Там наверху, в небесах, сражаются друг с другом молодые мужчины – молодые англичане и молодые немцы. Защитники – мужчины, захватчики – мужчины. А женщинам в Англии не выдают оружия ни для борьбы с врагом, ни для самозащиты. Этой ночью англичанка вынуждена, безоружная, лежать в своей спальне. Но если англичанка убеждена, что в этом небесном бою английские мужчины дерутся за свободу, а немецкие – за изничтожение свободы, то дело англичанки – в меру своих способностей сражаться на стороне английских мужчин. Способна ли англичанка сражаться за свободу, не имея винтовки? Кое на что – да, способна: изготавливать оружие на заводе, или шить одежду, или готовить еду. Но есть и еще один способ воевать за свободу, доступный безоружным, – работать головой. Идеи, до которых мы способны додуматься, помогут молодым англичанам, воюющим в небесах, разбить врага.

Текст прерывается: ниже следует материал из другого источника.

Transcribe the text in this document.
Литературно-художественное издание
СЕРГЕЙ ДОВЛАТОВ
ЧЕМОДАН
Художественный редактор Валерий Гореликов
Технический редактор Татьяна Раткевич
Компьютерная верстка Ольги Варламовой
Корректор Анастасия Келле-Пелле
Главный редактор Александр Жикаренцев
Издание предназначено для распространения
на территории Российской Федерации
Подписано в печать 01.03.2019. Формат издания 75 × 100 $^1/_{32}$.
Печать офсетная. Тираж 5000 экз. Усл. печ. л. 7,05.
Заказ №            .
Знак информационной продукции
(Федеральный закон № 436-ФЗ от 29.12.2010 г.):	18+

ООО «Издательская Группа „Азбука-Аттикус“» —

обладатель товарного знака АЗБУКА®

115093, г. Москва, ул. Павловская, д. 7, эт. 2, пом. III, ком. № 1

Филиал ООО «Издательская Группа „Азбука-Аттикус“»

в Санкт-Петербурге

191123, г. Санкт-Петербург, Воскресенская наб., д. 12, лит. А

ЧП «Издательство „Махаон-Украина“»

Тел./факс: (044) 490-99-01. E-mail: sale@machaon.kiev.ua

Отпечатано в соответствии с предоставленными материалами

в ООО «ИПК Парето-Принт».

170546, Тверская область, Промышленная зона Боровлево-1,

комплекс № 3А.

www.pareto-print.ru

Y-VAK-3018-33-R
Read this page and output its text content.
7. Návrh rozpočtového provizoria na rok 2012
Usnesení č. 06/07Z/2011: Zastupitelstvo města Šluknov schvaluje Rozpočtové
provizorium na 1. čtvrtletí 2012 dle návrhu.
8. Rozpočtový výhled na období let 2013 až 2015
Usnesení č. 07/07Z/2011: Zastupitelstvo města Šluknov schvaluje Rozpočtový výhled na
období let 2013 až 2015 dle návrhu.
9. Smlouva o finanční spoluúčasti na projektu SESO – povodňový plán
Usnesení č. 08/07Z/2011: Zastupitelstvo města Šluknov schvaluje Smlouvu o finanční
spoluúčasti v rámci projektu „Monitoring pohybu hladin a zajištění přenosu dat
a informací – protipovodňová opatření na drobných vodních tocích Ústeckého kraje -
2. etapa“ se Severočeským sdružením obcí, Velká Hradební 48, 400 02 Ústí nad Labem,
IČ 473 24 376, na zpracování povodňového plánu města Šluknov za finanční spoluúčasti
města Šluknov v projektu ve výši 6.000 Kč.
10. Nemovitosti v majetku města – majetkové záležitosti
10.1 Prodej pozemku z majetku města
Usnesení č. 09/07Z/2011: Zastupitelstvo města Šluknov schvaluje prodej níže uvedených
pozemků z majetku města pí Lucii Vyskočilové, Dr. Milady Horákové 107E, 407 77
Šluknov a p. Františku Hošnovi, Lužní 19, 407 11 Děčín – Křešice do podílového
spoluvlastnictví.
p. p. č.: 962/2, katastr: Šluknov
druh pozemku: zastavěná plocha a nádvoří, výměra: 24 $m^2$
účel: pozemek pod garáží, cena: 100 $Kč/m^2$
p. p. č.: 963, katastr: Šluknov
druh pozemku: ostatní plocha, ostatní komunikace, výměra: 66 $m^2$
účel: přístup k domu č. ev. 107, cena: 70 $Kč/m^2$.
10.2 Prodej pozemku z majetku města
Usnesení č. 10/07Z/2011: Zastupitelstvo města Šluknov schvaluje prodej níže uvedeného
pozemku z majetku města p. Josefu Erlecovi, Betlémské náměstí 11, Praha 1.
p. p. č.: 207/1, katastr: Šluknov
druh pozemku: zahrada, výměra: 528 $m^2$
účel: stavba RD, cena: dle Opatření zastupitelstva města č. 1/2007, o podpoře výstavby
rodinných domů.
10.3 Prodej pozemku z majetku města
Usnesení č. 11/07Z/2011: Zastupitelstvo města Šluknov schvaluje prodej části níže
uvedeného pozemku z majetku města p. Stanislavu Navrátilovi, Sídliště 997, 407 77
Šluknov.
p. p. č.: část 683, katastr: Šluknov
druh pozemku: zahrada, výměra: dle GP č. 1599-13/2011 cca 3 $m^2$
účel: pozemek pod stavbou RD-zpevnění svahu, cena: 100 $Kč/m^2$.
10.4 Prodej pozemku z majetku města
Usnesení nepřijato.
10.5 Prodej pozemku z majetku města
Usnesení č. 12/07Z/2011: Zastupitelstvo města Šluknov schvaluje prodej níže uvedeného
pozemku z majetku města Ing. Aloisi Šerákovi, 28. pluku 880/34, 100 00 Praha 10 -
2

Но чтобы идеи принесли пользу, дайте нам возможность ими выстреливать. Воплощать их на практике. И тут шершень, жужжащий в небесах, будит другого шершня – в голове. Сегодня утром один такой прожужжал на страницах «Таймс» – из уст женщины прозвучало: «В политике женщины не могут ни слова сказать». Ни одной женщины в Кабинете Министров, ни одной женщины на ответственных должностях. Все кузнецы идей, имеющие возможность воплощать их на практике, – мужского пола. Вспомнишь об этом – и мысль цепенеет, пропадает желание брать на себя ответственность. Почему бы не уткнуться лицом в подушку, не заткнуть уши, не забросить мысли – все равно, мол, усилия пропадут даром? Но нет. Есть и другие столы, помимо столов в штабах и столов в залах международных конференций. Ведь, перестав размышлять за обеденным столом, сочтя, что от мыслей частного человека нет никакого толку, мы оставим молодого англичанина без ценного оружия, разве не так? Не потому ли мы выставляем себя ни к чему не способными, что боимся: наши способности станут лишь мишенью для брани или насмешек? «Духовный бой не прекращу», – написал Блейк. Вести духовный бой – значит мыслить против течения, а не в согласии с ним.